CFPs: Ideal for Financial Plans
A CFP has broad knowledge in various areas of finance (including the creation of personal budgets) insurance, and estate planning. These professionals can customize an individual financial plan that is tailored to your financial situation, whether it’s saving for retirement or college tuition, or buying a second home. In addition to creating a financial plan, they can guide you through important financial decisions such as buying insurance, setting up a will and trust for your heirs, refinancing a home, or paying off credit card debt. Once your financial plan is established and you’ve made financial decisions about insurance and trusts, the next step is to either manage the money yourself or hire a professional money manager.
Stockbrokers: Guiding Investment Decisions
If you choose to manage the money yourself, you may want to seek the help of a stockbroker. With access to economic commentary, research reports, and various investment instruments, stockbrokers can help you make informed investment decisions.
These professionals can also manage your money for a fee. Usually this entails enrolling a wrap-fee program, which bundles multiple investment services for a single fee. In this scenario, the brokerage firm selects pre-qualified outside money managers to manage its clients’ investments. The broker will create an asset allocation for you and choose the most fitting investment manager based on your investment style and asset classification. Keep in mind that this approach can be expensive, with fees typically ranging anywhere from two to three percent of assets per year.

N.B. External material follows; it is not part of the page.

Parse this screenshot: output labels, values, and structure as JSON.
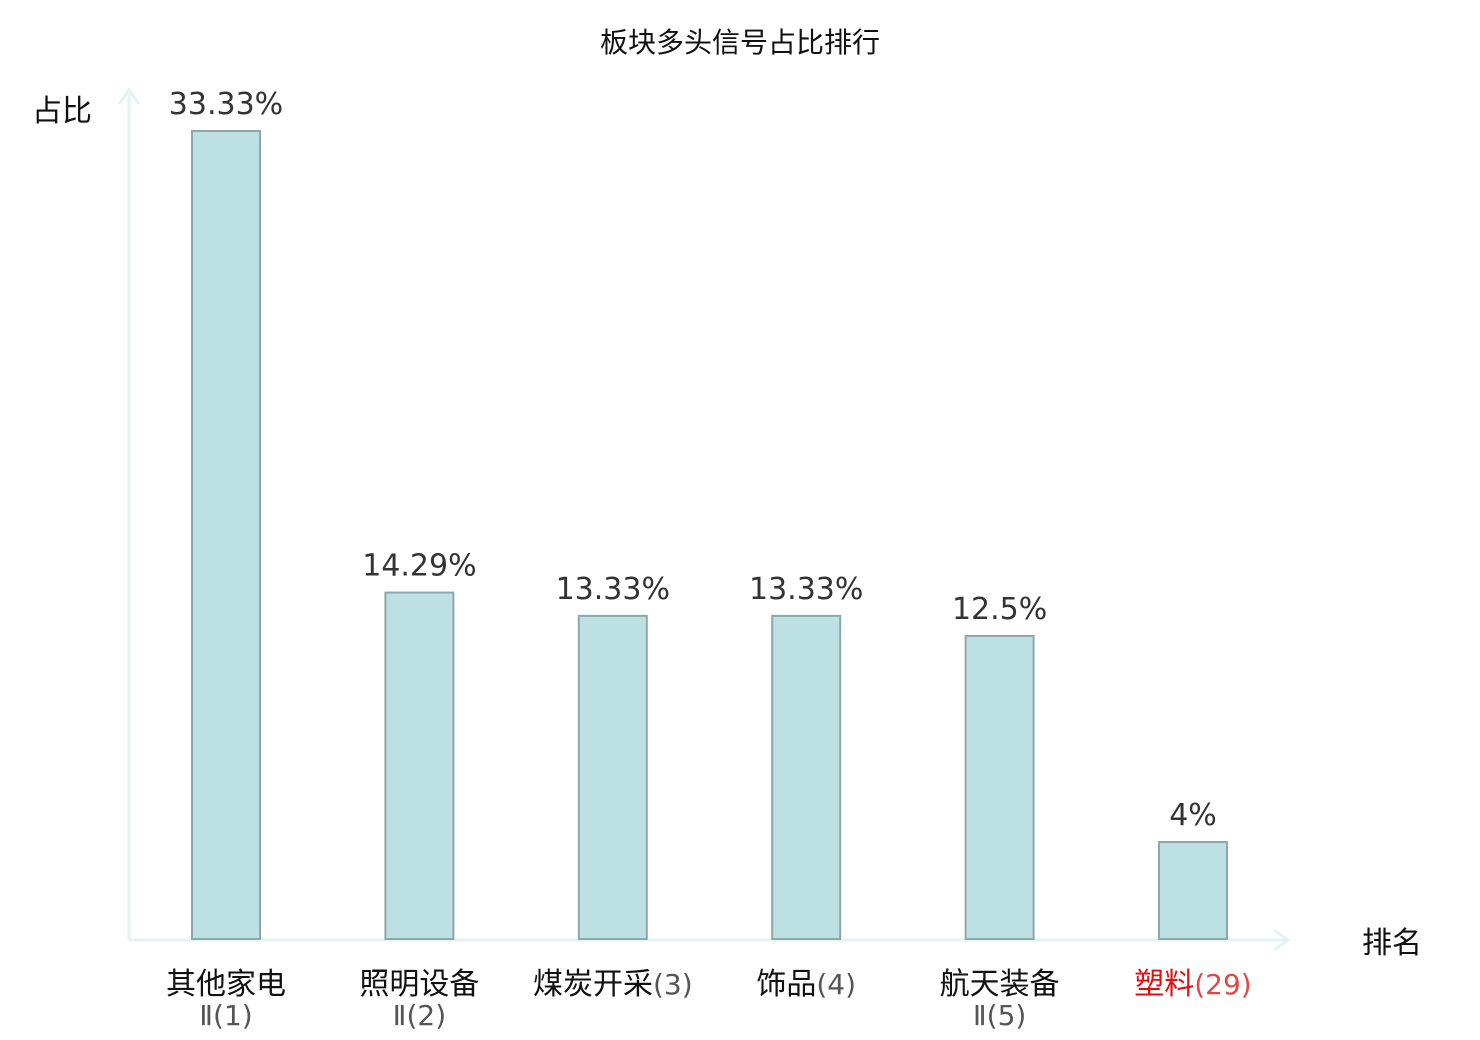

Money Managers: An Affordable Alternative
As an alternative to working with a stockbroker, you can work directly with a money manager. Generally, money managers charge lower fees than those associated with traditional WRAP fee programs or those paid to a financial advisor who manages mutual funds. Money managers are responsible for making buy-and-sell decisions pertaining to a specific investment strategy. They typically have a thorough understanding of financial statements and how the economic cycle impacts future investment decisions. In a sense they are similar to the fund manager at a financial institution who is making the buy-and-sell decisions for a mutual fund.
Instead of investing in a mutual fund, you will invest in individual securities that the money manager purchases on your behalf. Whereas you have no contact with the manager of a mutual fund – nor insight into their investments – your relationship with a money manager is completely transparent. That means you will see every transaction – including fee-related ones – associated with your investments.
Make Informed Decisions about Your Investment Future
Hiring a financial service professional can seem overwhelming, but with a little homework you can make informed decisions regarding your investment future. Once you have an understanding of what type of professional would best suit your style of investing, the next step is to meet with the financial advisor to determine if his or her personality and style are right for you.